IXПять лет назадНеизвестная локацияПосле того как Эли убил Виктора, дальнейшее происходило словно во сне.
Сначала разразился хаос. Красные и синие огни, сирены, офицеры, бегущие в «Фалкон-прайс», и ужасное осознание того, что они не на его стороне.
Затем наручники, настолько тесные, что врезались в запястья Эли, и черный капюшон, скрывающий из вида труп Виктора и залитый кровью бетон, приглушающий голоса, приказы и хлопанье двери, когда не слышно ничего, кроме собственного дыхания, стука сердца и отчаянных слов.
Сожгите тело. Сожгите тело. Сожгите тело.

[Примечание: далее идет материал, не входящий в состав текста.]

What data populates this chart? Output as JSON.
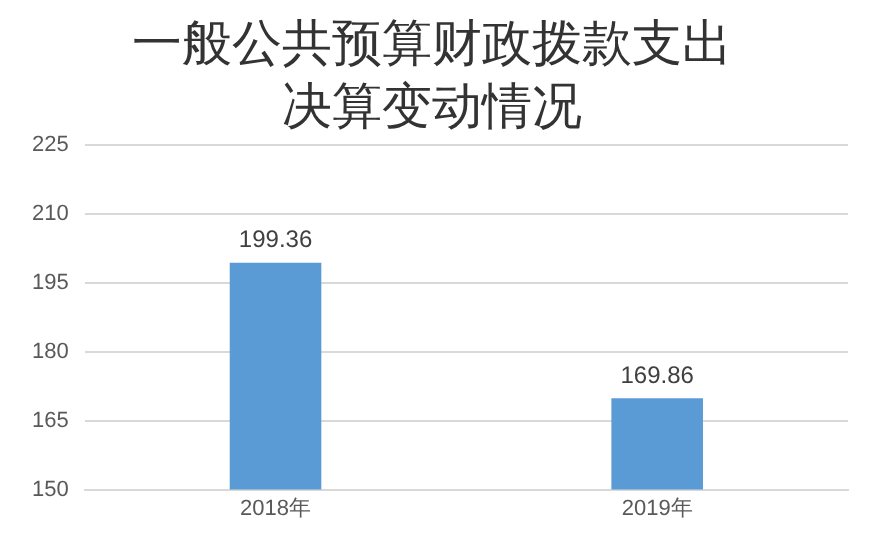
{
  "chart_data": {
    "type": "bar",
    "title": "一般公共预算财政拨款支出决算变动情况",
    "categories": [
      "2018年",
      "2019年"
    ],
    "values": [
      199.36,
      169.86
    ],
    "color": "#5b9bd5",
    "ylim": [
      150,
      225
    ],
    "yticks": [
      150,
      165,
      180,
      195,
      210,
      225
    ],
    "grid": "y",
    "data_labels": true
  }
}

Затем камера – больше похожая на бетонную коробку, чем на комнату, – и Эли снова и снова молотил кулаками по двери, пока пальцы не сломались и не зажили, не сломались и не зажили – а на стали ни царапины, лишь следы крови.
А потом в конце концов лаборатория.
Холодный стол, тугие ремни, что врезаются в кожу, белые стерильные стены, слишком яркий свет и химический запах дезинфицирующего средства.
А в центре всего этого человек в белом, его лицо маячило над Эли.
Темные, глубоко посаженные глаза за черными очками. Руки в перчатках.
– Меня зовут доктор Хэверти, – представился мужчина.
Продолжая говорить, он взял скальпель.
– Добро пожаловать в мою лабораторию.
Наклонился ближе:
– Скоро мы поймем друг друга.
А потом он начал резать. Препарирование – это действие, когда субъект уже мертв. Вивисекция – если он еще жив. Но если он не может умереть?
Как назвать этот процесс?
В той комнате вера Эли пошатнулась.
Там он нашел Ад.
А единственным признаком воли Бога было то, что, невзирая на любые манипуляции Хэверти, Эли продолжал жить.
Хотел он этого или нет.
* * *В лаборатории Хэверти время размылось.
Эли думал, что знает боль, но та была для него чем-то ярким и мимолетным, мгновенным дискомфортом. В руках доктора все обрело иной смысл.
– Ваша регенерация действительно уникальна, – сказал Хэверти, держа скальпель в окровавленных перчатках. – Давайте выясним, как далеко она простирается?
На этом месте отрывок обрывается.